For several years I directed digital engagement for CARE. I led the digital team that built the organization’s social fundraising program from zero-to-six figures-per-quarter. I directed audience and content strategy for CARE’s most successful ever video fundraising campaign, #DreamWithHer. The campaign doubled CARE’s gift catalog revenue and, more importantly (to me, anyway) asked CARE’s supporters to consider the aspirations and talents of children and parents in Malawi rather than retreading tired and destructive stereotypes of helplessness and misery. A fleet of talented people made these videos and you should watch them.

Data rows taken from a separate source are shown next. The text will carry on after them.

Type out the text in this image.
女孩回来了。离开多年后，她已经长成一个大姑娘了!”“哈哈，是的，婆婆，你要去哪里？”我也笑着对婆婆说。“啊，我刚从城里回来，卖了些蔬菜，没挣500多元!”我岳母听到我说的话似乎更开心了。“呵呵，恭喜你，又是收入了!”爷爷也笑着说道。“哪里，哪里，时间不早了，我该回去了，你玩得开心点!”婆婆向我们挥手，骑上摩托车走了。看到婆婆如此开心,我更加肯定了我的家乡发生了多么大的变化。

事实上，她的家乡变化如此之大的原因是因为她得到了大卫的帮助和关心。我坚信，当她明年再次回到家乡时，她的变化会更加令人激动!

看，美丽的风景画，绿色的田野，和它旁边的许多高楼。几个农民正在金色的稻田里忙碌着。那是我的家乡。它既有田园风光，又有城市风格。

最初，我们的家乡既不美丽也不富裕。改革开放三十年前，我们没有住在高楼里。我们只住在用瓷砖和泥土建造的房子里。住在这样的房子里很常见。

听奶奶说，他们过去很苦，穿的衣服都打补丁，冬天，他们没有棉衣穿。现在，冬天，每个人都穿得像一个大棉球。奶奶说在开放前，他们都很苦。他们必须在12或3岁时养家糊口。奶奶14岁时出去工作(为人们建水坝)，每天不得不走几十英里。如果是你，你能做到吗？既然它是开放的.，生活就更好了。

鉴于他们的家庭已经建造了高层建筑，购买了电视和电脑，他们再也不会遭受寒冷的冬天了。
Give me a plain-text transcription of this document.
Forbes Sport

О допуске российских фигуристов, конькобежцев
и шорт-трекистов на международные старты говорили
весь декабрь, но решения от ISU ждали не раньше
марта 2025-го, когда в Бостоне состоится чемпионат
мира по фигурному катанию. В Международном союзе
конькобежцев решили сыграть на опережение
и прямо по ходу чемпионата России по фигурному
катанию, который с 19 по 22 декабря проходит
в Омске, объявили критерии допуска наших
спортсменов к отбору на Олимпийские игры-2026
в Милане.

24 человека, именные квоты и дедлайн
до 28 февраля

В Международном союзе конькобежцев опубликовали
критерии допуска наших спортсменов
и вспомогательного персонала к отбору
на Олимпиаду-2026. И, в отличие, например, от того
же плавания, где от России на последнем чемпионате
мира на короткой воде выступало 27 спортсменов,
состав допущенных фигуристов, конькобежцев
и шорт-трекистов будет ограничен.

I led audience strategy and wrote this video’s script for CARE’s most successful ever digital advocacy campaign. We got approximately 100,000 to sign this petition to build a legal foundation for protecting women in workplaces around the world from violence and abuse.

When you Google me

I’ve been extremely online for a long time. To Google my name is conjure a list of strange things that mostly aren’t that embarrassing.

  • I’ve gone viral twice (1,2) on Twitter pointing out the dangerous shortcomings of Georgia Gov. Brian Kemp’s leadership during the first months of the COVID-19 pandemic.
  • I once raised thousands of dollars for CARE singing Toto’s “Africa” in Africa. For the record, I beat Weezer to the ironic “Africa” revival by two years.
  • When Georgia Republicans made it legal to carry guns almost anywhere, I wrote a story for Creative Loafing Atlanta about what it was like to carry a gun on my belt in stores and restaurants. The story prompted a writer from the libertarian magazine Reason to refer to me as a “vaguely liberalish sensitive guy” which certainly is the worst thing I’ve been called.
  • I used to write and illustrate a humor column about American foreign policy. The 500 or so illustrations I made for it show up when you search my name and it’s strange to me to me I was writing and illustrating so much so fast that I’ve forgotten what a lot of it means or was supposed intended to mean.
  • The Washington Post once wrote about how I like to watch birds from my window.
  • A member of a church choir in Kayesa, Malawi once caught me eavesdropping on their rehearsal from outside the church. He invited me in.
  • If you want to know way more about me than even I want to know, you can watch me talk about some of my records and musical memories with David Hepworth and Mark Ellen of the Word In Your Ear podcast.